Blijkens de in de bewezenverklaring genoemde beschikking van 12 januari 2007 is aan de verdachte op 3 april 1989 een vergunning tot verblijf voor bepaalde tijd verleend, welke vergunning een geldigheidsduur had tot 3 april 1990 en nadien is omgezet in een verblijfsvergunning voor onbepaalde tijd. Bij Koninklijk Besluit van 16 november 1993 is aan de verdachte de Nederlandse nationaliteit verleend. Aangezien evenwel nadien is gebleken dat zij bij haar komst naar Nederland gebruik had gemaakt van valse persoonsgegevens heeft, aldus genoemde beschikking, voormeld Koninklijk Besluit geen rechtskracht en heeft de verdachte - gegeven het feit dat de eerste, op 3 april 1989 verleende verblijfsvergunning wegens het tijdsverloop niet meer kon worden ingetrokken - sedert 3 april 1990 geen rechtmatig verblijf op grond van artikel 8 onder a tot en met e dan wel l van de Vreemdelingenwet 2000 in Nederland gehad. Die omstandigheid, bezien in samenhang met de veroordeling van 22 juni 2004, op grond van welke veroordeling is aangenomen dat de verdachte een gevaar voor de openbare orde vormt, is ten grondslag gelegd aan de krachtens artikel 67, eerste lid, onder c, van de Vreemdelingenwet 2000 gegeven beschikking van 12 januari 2007. Op 1 februari 2007 is deze beschikking aan de verdachte uitgereikt en is haar de strekking daarvan met behulp van een tolk in de Punjabi taal - die zij machtig is - uitgelegd.

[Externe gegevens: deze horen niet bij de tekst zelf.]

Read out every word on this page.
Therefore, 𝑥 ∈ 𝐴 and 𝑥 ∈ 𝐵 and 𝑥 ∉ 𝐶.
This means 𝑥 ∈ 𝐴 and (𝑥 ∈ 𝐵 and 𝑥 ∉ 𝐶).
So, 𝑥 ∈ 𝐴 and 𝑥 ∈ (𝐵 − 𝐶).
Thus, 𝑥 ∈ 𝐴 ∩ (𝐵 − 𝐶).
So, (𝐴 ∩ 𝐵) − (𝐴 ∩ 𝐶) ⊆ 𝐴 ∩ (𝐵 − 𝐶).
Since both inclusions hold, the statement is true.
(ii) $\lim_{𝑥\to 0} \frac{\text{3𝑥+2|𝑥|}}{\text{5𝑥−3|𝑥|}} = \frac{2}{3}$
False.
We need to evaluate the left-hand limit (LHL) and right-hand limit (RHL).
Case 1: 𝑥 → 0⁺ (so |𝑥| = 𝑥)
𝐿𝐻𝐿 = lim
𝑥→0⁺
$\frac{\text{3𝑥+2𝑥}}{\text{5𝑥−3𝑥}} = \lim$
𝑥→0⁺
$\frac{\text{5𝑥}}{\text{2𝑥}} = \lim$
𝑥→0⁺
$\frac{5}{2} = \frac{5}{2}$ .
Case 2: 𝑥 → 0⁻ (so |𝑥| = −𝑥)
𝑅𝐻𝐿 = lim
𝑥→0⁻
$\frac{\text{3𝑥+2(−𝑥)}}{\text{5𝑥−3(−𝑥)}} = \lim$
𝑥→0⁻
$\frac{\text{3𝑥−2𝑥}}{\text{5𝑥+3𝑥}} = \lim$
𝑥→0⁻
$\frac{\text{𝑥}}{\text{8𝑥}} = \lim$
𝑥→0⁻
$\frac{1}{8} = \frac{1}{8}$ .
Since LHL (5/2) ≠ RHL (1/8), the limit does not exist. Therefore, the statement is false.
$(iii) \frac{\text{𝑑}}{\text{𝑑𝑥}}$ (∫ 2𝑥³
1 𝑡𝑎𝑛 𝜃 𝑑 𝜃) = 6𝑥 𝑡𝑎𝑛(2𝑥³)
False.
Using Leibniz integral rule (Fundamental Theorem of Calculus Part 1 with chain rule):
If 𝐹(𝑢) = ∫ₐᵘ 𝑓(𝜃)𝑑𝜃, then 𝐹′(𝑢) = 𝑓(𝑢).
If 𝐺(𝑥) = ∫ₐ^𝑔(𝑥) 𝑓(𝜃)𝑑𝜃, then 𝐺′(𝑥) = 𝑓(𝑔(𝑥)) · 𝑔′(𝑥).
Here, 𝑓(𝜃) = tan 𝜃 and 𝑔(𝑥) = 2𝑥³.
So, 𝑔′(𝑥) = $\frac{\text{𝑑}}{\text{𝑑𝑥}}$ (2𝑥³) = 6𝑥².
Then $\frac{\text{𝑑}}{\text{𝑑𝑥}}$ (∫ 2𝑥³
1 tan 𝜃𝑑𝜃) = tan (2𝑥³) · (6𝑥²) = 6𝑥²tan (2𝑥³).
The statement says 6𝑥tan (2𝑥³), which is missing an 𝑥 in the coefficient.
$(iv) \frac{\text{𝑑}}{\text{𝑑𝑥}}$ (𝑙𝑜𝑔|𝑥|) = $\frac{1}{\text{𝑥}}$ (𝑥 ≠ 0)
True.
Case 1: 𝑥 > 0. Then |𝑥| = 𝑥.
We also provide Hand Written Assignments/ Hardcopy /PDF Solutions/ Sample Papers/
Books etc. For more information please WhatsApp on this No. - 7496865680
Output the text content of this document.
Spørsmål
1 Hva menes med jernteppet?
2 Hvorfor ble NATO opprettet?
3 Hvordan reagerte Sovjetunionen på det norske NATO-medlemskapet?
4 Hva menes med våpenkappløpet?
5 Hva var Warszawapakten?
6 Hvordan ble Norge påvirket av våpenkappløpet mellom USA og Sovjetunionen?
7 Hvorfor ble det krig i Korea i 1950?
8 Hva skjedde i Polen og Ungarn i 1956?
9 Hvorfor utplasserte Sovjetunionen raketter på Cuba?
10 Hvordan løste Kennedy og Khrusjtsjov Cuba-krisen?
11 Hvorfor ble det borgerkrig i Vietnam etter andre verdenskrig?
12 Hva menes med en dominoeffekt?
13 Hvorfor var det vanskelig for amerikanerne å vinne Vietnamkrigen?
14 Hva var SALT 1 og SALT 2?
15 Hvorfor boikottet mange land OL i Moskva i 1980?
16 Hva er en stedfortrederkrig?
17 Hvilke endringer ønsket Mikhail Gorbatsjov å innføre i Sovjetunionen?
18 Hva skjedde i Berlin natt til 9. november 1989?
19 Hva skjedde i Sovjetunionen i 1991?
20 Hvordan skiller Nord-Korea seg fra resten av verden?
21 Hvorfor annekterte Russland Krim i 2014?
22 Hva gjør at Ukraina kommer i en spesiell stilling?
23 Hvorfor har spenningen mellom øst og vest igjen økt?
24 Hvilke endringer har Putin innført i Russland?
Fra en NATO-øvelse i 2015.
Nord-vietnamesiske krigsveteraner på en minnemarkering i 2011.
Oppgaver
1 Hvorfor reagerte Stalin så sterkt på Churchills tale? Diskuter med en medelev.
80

Op 19 april 2010 is zij in Rotterdam aangehouden op grond van de verdenking zich aan het misdrijf, voorzien in artikel 197 van het Wetboek van Strafrecht, schuldig te hebben gemaakt.
Zoals reeds is overwogen, ligt in hetgeen de raadsvrouw van de verdachte ter terechtzitting in hoger beroep bij pleidooi naar voren heeft gebracht de stelling besloten dat artikel 197 van het Wetboek van Strafrecht - welke bepaling aan de bewezenverklaring ten grondslag ligt - in strijd is met de zogeheten "Terugkeerrichtlijn".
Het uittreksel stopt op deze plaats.